The Personal Income Tax Law, in modified conformity with federal law, generally imposes a tax on the income of residents in the state, as specified, and allows various credits against the taxes imposed by that law. The Personal Income Tax Law also imposes an annual tax on every limited partnership, limited liability partnership, and limited liability company doing business in this state, as specified, in an amount equal to the minimum franchise tax. The Corporation Tax Law imposes an annual tax on “S” corporations at a rate of 1.5% of its net income, or if greater, the minimum franchise tax, as specified.
Existing law requires any bill introduced on or after January 1, 2020, authorizing certain tax expenditures, as defined, to contain, among other things, specific goals, purposes, and objectives the tax expenditure will achieve, detailed
performance indicators, and data collection requirements.

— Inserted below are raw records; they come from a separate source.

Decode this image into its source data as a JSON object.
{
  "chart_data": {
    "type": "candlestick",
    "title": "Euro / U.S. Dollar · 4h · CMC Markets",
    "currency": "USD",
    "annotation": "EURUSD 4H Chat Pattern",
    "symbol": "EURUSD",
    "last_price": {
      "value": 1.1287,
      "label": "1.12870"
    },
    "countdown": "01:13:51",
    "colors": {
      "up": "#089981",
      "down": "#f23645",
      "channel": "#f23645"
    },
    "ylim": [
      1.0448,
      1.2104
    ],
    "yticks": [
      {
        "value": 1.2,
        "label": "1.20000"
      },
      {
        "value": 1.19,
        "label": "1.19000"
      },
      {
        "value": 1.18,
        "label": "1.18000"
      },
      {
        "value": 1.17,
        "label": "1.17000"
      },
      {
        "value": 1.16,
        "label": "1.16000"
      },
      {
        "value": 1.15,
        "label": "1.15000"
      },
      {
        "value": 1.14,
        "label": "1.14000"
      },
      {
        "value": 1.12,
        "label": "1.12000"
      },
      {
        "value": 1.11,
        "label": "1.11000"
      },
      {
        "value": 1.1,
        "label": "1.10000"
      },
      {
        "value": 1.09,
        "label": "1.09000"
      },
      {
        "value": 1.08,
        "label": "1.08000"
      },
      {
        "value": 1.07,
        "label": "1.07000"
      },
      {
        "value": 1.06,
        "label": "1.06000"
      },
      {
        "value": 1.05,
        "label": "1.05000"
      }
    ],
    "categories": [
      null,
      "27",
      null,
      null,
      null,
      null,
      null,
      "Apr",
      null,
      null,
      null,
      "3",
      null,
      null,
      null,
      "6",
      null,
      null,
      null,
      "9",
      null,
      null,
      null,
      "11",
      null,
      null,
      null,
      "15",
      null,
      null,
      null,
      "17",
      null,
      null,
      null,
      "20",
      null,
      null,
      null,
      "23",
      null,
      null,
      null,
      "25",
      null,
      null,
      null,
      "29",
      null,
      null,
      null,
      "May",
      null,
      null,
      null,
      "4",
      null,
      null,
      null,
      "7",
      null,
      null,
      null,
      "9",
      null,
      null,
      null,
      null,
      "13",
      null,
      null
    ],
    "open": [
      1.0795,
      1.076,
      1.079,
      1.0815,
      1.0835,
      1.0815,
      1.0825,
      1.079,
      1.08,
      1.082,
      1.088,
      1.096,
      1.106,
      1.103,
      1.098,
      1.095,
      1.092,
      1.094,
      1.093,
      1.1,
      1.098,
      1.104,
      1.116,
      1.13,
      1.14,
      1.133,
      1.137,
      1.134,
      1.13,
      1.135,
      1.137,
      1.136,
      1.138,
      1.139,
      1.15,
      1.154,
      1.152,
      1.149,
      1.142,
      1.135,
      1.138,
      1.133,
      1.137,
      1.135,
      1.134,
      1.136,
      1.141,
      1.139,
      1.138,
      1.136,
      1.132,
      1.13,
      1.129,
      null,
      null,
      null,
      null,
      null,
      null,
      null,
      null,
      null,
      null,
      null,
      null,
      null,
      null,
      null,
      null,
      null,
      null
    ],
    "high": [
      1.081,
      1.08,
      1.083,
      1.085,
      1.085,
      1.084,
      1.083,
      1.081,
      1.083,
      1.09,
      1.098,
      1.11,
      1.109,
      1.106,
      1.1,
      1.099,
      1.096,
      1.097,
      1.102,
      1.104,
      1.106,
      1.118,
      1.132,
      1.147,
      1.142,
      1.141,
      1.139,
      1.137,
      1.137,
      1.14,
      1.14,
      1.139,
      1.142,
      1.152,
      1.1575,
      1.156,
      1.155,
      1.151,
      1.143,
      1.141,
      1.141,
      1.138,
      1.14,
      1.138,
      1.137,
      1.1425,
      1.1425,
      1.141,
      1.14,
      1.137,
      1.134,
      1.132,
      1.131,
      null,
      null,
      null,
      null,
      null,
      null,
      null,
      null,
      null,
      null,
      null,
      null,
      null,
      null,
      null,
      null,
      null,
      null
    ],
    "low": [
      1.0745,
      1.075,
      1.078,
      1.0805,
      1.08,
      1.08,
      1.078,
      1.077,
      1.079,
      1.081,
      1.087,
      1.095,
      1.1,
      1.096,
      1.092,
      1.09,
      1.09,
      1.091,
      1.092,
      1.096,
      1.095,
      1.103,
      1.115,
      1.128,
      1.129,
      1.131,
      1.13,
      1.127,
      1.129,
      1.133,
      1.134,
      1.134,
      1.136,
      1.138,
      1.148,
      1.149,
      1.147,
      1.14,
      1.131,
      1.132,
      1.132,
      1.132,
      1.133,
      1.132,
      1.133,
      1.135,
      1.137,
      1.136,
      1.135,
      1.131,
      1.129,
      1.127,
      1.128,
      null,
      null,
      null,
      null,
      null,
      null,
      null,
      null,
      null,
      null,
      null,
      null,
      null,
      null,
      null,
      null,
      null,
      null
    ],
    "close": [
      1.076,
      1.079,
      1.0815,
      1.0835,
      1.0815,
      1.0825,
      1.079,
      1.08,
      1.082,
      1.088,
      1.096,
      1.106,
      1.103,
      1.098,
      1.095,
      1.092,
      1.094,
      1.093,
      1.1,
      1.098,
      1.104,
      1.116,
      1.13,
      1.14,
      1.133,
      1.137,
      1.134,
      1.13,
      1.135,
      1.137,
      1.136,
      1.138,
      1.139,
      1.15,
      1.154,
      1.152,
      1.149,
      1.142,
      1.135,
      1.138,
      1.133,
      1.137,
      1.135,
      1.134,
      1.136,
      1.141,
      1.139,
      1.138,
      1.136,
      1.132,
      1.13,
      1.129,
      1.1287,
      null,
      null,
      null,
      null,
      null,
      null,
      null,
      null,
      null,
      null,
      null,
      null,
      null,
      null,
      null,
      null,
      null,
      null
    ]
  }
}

This bill, for taxable years beginning on or after January 1, 2021, and before January 1, 2026, would authorize a partnership or “S” corporation that meets certain other requirements to elect to pay an elective tax at a rate based on its net income, as specified, for the taxable year. The bill would authorize the Franchise Tax Board to adopt regulations to implement the elective tax and exempt those regulations from the rulemaking provisions of the Administrative Procedure Act. The bill, for taxable years beginning on or after January 1, 2021, and before January 1, 2026, would allow a credit against the personal income tax to a taxpayer, other than a partnership, that is a partner, shareholder, or member of an entity that elects to pay the elective tax authorized by the bill, in an amount equal to a specified percentage of the partner’s, shareholder’s, or member’s pro rata share or distributive share, as
applicable, of income subject to the elective tax paid by the entity. The bill would also provide findings to comply with the additional information requirement for any bill authorizing a new tax expenditure.